RI is the only state that set up a completely separate parallel testing system for K-12 students, teachers and staff. In a statement on September 15, RI Gov. Gina Raimondo said, “To stay ahead of the virus and keep students, teachers and other school employees safe, we’ve geared up to provide an additional 5,000 tests every day specifically for our school community. If you work at a school and you need a test, or if your child needs a test, you can schedule a same-day test by calling our dedicated Pre-K-12 COVID Test Scheduling Service at 844-857-1814. The service is available seven days a week, from 7:30am to 9:30pm. This scheduling line is reserved for students, teachers and staff who have symptoms, or who have been in close contact [with] someone who is positive.”
Fleming called the hotline and scheduled a same day test, and she went for sample collection (by swab) at 1pm on September 16, the same day the school nurse told her to get tested, at the Pastore Center site in Cranston. She said she had some difficulty locating the testing facility due to lack of signage, but eventually sample collection took place without a problem. Per protocol for someone who displays symptoms, Fleming’s samples were submitted for both a rapid antigen test and a laboratory PCR test. She received the rapid antigen test results by 7:30pm, but because that type of test is less accurate than the laboratory PCR test and is more prone to false negatives, she was still not permitted to return to work until her laboratory PCR test results were in, which the state is committed to turning around in at most 48 hours.

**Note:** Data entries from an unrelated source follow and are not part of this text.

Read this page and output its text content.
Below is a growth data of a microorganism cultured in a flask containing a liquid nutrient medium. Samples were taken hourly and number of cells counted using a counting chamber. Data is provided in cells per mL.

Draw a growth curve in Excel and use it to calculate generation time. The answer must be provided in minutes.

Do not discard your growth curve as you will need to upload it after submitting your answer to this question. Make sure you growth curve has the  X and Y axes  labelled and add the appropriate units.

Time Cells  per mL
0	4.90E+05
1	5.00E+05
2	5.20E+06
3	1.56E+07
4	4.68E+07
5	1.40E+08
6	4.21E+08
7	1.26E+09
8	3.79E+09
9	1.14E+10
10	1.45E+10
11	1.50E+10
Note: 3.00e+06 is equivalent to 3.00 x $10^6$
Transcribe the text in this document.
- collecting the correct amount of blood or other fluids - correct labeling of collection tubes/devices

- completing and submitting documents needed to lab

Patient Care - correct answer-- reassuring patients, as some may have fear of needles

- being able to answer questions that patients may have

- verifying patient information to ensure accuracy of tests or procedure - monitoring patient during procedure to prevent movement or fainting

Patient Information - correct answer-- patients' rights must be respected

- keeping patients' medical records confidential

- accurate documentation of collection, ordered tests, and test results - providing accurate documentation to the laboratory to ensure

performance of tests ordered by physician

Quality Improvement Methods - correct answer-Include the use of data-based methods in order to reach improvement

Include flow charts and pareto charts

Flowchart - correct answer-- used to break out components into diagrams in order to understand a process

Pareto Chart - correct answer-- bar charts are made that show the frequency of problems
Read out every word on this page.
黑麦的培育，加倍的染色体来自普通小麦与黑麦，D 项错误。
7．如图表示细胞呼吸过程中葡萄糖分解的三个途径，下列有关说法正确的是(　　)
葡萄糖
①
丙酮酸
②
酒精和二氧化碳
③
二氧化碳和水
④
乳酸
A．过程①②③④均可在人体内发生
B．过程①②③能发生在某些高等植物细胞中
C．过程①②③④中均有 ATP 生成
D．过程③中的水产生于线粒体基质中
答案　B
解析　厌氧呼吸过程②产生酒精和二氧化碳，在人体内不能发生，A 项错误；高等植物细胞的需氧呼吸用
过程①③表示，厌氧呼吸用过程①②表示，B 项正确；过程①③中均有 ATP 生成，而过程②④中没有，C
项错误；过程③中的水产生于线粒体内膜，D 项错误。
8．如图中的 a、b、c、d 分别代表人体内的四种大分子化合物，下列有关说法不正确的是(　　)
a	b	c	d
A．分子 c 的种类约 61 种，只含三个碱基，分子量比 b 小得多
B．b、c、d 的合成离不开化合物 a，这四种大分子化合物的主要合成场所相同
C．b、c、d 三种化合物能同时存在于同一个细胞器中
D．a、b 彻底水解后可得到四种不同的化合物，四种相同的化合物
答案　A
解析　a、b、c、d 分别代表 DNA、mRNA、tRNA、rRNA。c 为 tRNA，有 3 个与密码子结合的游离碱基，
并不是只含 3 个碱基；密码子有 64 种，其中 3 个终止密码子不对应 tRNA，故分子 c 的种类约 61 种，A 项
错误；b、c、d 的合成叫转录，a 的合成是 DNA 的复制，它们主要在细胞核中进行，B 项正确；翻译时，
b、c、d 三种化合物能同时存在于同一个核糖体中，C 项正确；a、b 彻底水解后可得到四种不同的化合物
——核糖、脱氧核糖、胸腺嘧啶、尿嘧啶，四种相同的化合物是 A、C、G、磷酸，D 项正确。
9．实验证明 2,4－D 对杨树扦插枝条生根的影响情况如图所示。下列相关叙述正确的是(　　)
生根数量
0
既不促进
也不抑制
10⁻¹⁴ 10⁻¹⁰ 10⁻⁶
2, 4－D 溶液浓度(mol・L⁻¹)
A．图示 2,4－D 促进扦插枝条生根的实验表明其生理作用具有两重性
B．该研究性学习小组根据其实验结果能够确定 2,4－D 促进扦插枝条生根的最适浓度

By Sunday, September 20, Fleming was still looking for her laboratory test results and had been out of work for three days. On Monday morning she told Motif, “I called the hotline yesterday (Sunday) as I still had no results and cannot go back to school…” The woman who answered the hotline, according to Fleming, “indicated that labs are backed up and it could take another 24-48 hours but also could not confirm a definite timeline for when I would receive them and be able to get back to school.” Fleming said, “The woman I spoke to said she checked the portal” and saw the laboratory PCR test result had not yet been entered, apparently referring to the database maintained by Dominion Diagnostics, the laboratory based in North Kingstown tapped by the state to provide local testing services.
With Fleming’s permission, Motif contacted the RI Department of Health (DoH) about the delay. Joseph Wendelken, spokesman for DoH, said there is no backlog of testing and that “PCR test results are becoming available in roughly 48 hours.” With regard to Fleming specifically, Wendelken said her test was completed Friday, September 18, and should have been available to her in their portal at that time. He speculated that there might have been miscommunication.
Five days after sample collection but only hours after the exchange between Motif and Wendelken, Fleming reported receiving an e-mail message time-stamped as sent at 2pm on Monday, September 21, directing her to establish an account with the portal to obtain her results. Motif followed-up with Wendelken: “That seems inconsistent with her results being completed Friday. Are you sure?” As of Wednesday, September 23, DoH has not replied.
Fleming confirmed her laboratory test was also negative, but by that time she had missed four days of school waiting for test results.